Clock Skew

Since master leases take into account a timeout that is used across all sites in a replication group, leases must also take into account any known skew (or drift) between the clocks on different machines in the group. The guarantees provided by master leases take clock skew into account. Consider a replication group where a client's clock is running faster than the master's clock and the group has a lease timeout of 5 seconds. If clock skew is not taken into account, eventually, the client will believe that 5 seconds have passed faster than the master and that client may then grant its lease to another site. Meanwhile, the master site does not believe 5 seconds have passed because its clock is slower, and it believes it still holds a valid lease grant. For this reason, Berkeley DB compensates for clock skew.
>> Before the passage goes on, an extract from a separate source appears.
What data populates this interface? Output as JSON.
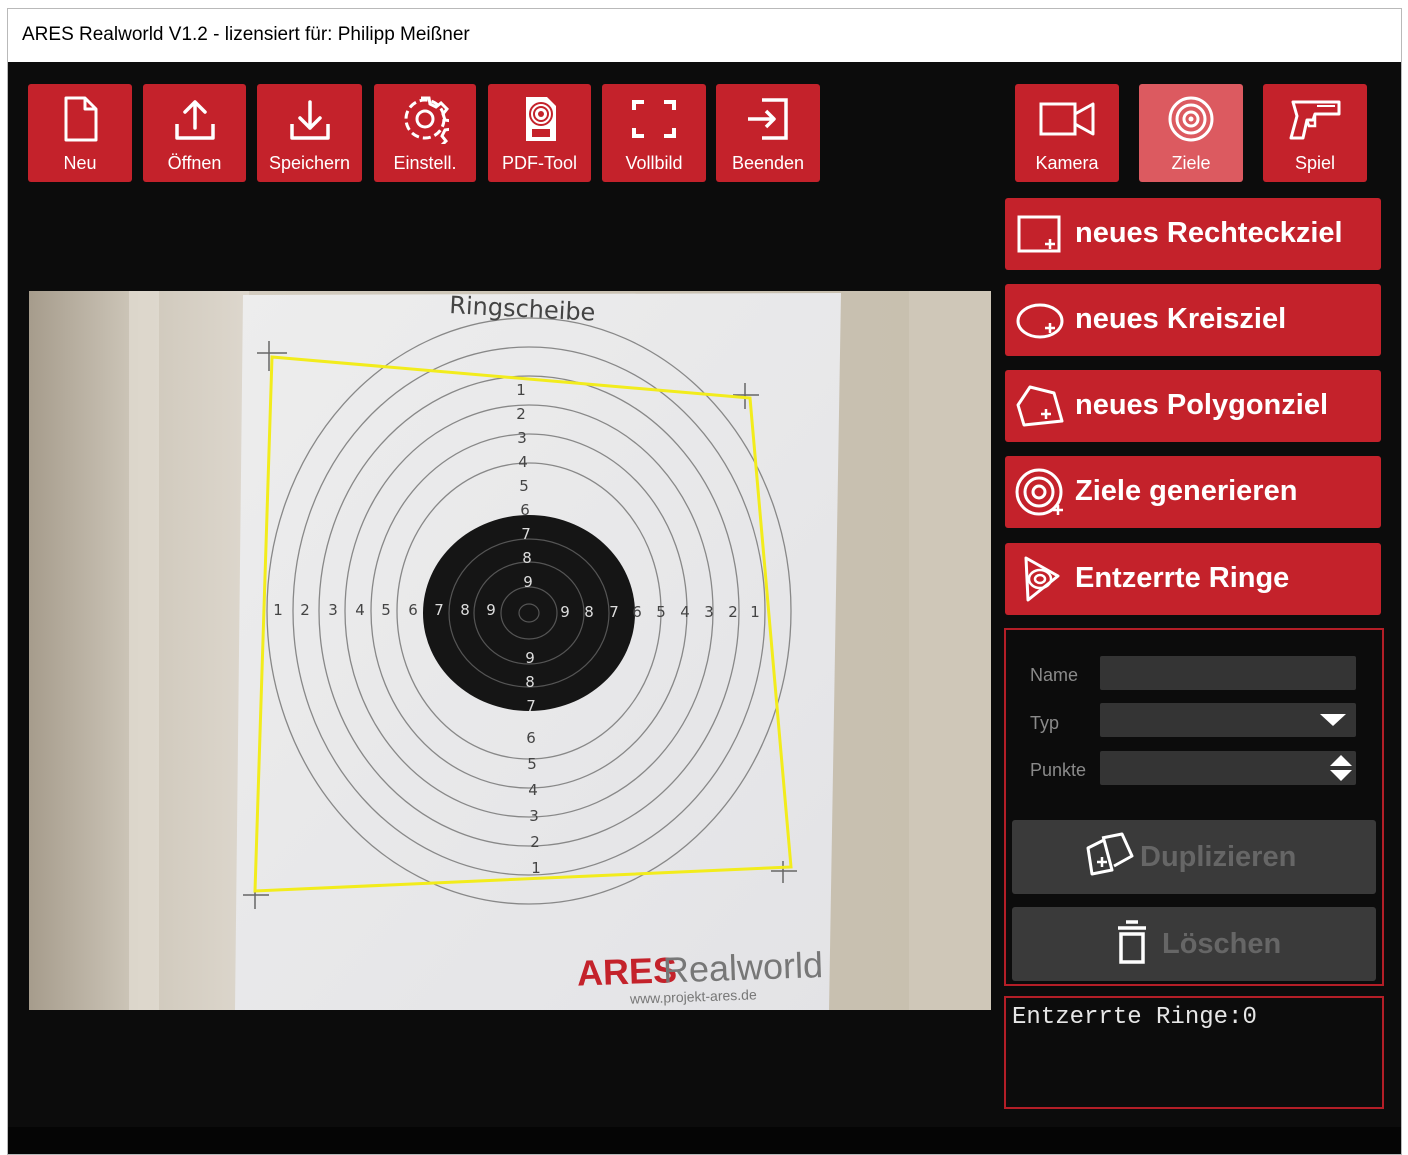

The master of a group using leases must account for skew in case that site has the slowest clock in the group. This computation avoids the problem of a master site believing a lease grant is valid too long. Clients in a group must account for skew in case they have the fastest clock in the group. This computation avoids the problem of a client site expiring its grant too soon and potentially granting a lease to a different site. Berkeley DB uses a conservative computation and accounts for clock skew on both sides, yielding a double compensation.
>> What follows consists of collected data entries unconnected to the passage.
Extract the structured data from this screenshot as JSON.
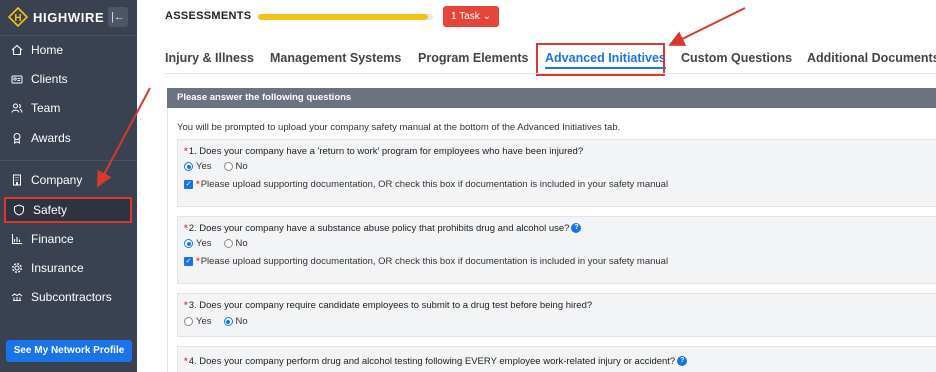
{
  "brand": {
    "name": "HIGHWIRE",
    "accent": "#f2c21b"
  },
  "sidebar": {
    "collapse_icon": "collapse-left-icon",
    "items": [
      {
        "label": "Home",
        "icon": "home-icon"
      },
      {
        "label": "Clients",
        "icon": "id-card-icon"
      },
      {
        "label": "Team",
        "icon": "team-icon"
      },
      {
        "label": "Awards",
        "icon": "award-icon"
      },
      {
        "label": "Company",
        "icon": "building-icon"
      },
      {
        "label": "Safety",
        "icon": "shield-icon"
      },
      {
        "label": "Finance",
        "icon": "bar-chart-icon"
      },
      {
        "label": "Insurance",
        "icon": "gear-icon"
      },
      {
        "label": "Subcontractors",
        "icon": "handshake-icon"
      }
    ],
    "profile_button": "See My Network Profile"
  },
  "header": {
    "title": "ASSESSMENTS",
    "progress": 0.97,
    "task_button": "1 Task"
  },
  "tabs": [
    {
      "label": "Injury & Illness",
      "active": false
    },
    {
      "label": "Management Systems",
      "active": false
    },
    {
      "label": "Program Elements",
      "active": false
    },
    {
      "label": "Advanced Initiatives",
      "active": true
    },
    {
      "label": "Custom Questions",
      "active": false
    },
    {
      "label": "Additional Documents",
      "active": false
    }
  ],
  "panel": {
    "header": "Please answer the following questions",
    "intro": "You will be prompted to upload your company safety manual at the bottom of the Advanced Initiatives tab.",
    "questions": [
      {
        "text": "1. Does your company have a 'return to work' program for employees who have been injured?",
        "yes": "Yes",
        "no": "No",
        "answer": "Yes",
        "check_text": "Please upload supporting documentation, OR check this box if documentation is included in your safety manual",
        "help": false
      },
      {
        "text": "2. Does your company have a substance abuse policy that prohibits drug and alcohol use?",
        "yes": "Yes",
        "no": "No",
        "answer": "Yes",
        "check_text": "Please upload supporting documentation, OR check this box if documentation is included in your safety manual",
        "help": true
      },
      {
        "text": "3. Does your company require candidate employees to submit to a drug test before being hired?",
        "yes": "Yes",
        "no": "No",
        "answer": "No",
        "help": false
      },
      {
        "text": "4. Does your company perform drug and alcohol testing following EVERY employee work-related injury or accident?",
        "help": true
      }
    ]
  },
  "colors": {
    "sidebar": "#3a4150",
    "primary": "#1a73e8",
    "danger": "#e4453a",
    "highlight": "#d9382c"
  }
}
The DB_ENV->rep_set_clockskew() method takes the values for both the fastest and slowest clocks in the entire replication group as parameters. The values passed in must be the same for all sites in the group. If the user knows the maximum clock drift of their sites, then those values can be expressed as a relative percentage. Or, if the user runs an experiment then the actual values can be used.
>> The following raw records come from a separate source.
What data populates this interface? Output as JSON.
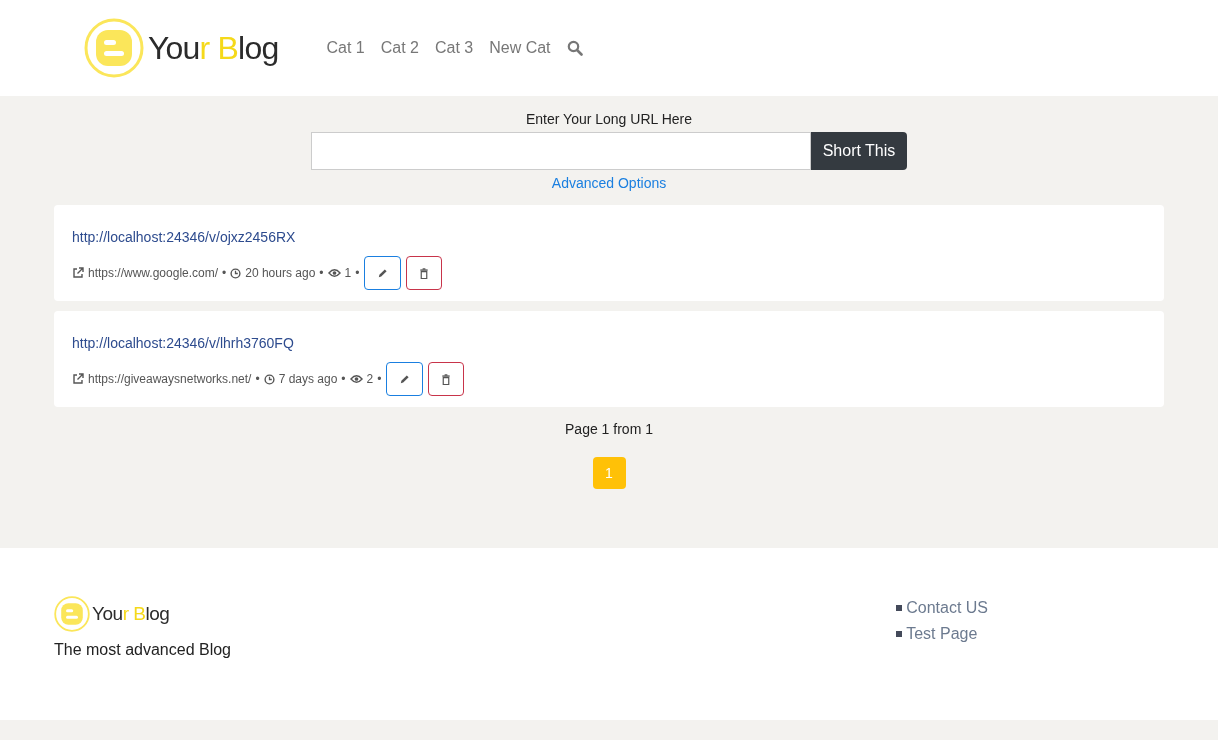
{
  "header": {
    "logo": [
      {
        "text": "You",
        "highlight": false
      },
      {
        "text": "r ",
        "highlight": true
      },
      {
        "text": "B",
        "highlight": true
      },
      {
        "text": "log",
        "highlight": false
      }
    ],
    "nav": [
      "Cat 1",
      "Cat 2",
      "Cat 3",
      "New Cat"
    ]
  },
  "shortener": {
    "label": "Enter Your Long URL Here",
    "button": "Short This",
    "advanced": "Advanced Options"
  },
  "links": [
    {
      "short_url": "http://localhost:24346/v/ojxz2456RX",
      "target": "https://www.google.com/",
      "time": "20 hours ago",
      "views": "1",
      "separators": [
        "•",
        "•",
        "•"
      ]
    },
    {
      "short_url": "http://localhost:24346/v/lhrh3760FQ",
      "target": "https://giveawaysnetworks.net/",
      "time": "7 days ago",
      "views": "2",
      "separators": [
        "•",
        "•",
        "•"
      ]
    }
  ],
  "pagination": {
    "summary": "Page 1 from 1",
    "pages": [
      {
        "label": "1",
        "selected": true
      }
    ]
  },
  "footer": {
    "logo": [
      {
        "text": "You",
        "highlight": false
      },
      {
        "text": "r ",
        "highlight": true
      },
      {
        "text": "B",
        "highlight": true
      },
      {
        "text": "log",
        "highlight": false
      }
    ],
    "tagline": "The most advanced Blog",
    "links": [
      "Contact US",
      "Test Page"
    ]
  }
}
For example, suppose the user knows that there is a maximum drift rate of 2% among sites in the group. The user should pass in 102 and 100 for the fast and slow clock values respectively. That is an unusually large value, so suppose, for example, the rate is 0.03% among sites in the group. The user should pass in 10003 and 10000 for the fast and slow clock values. Those values can be used to express the level of precision the user needs.

An example of an experiment a user can run to help determine skew would be to write a program that started simultaneously on all sites in the group. Suppose, after 1 day (86400 seconds), one site shows 86400 seconds and the other site shows it ran faster and it indicates 86460 seconds has passed. The user can use 86460 and 86400 for their parameters for the fast and slow clock values.

Since Berkeley DB is using those fast and slow clock values to compute a ratio internally, if the user cannot detect or measure any clock skew, then the same value should be passed in for both parameters, such as 1 and 1.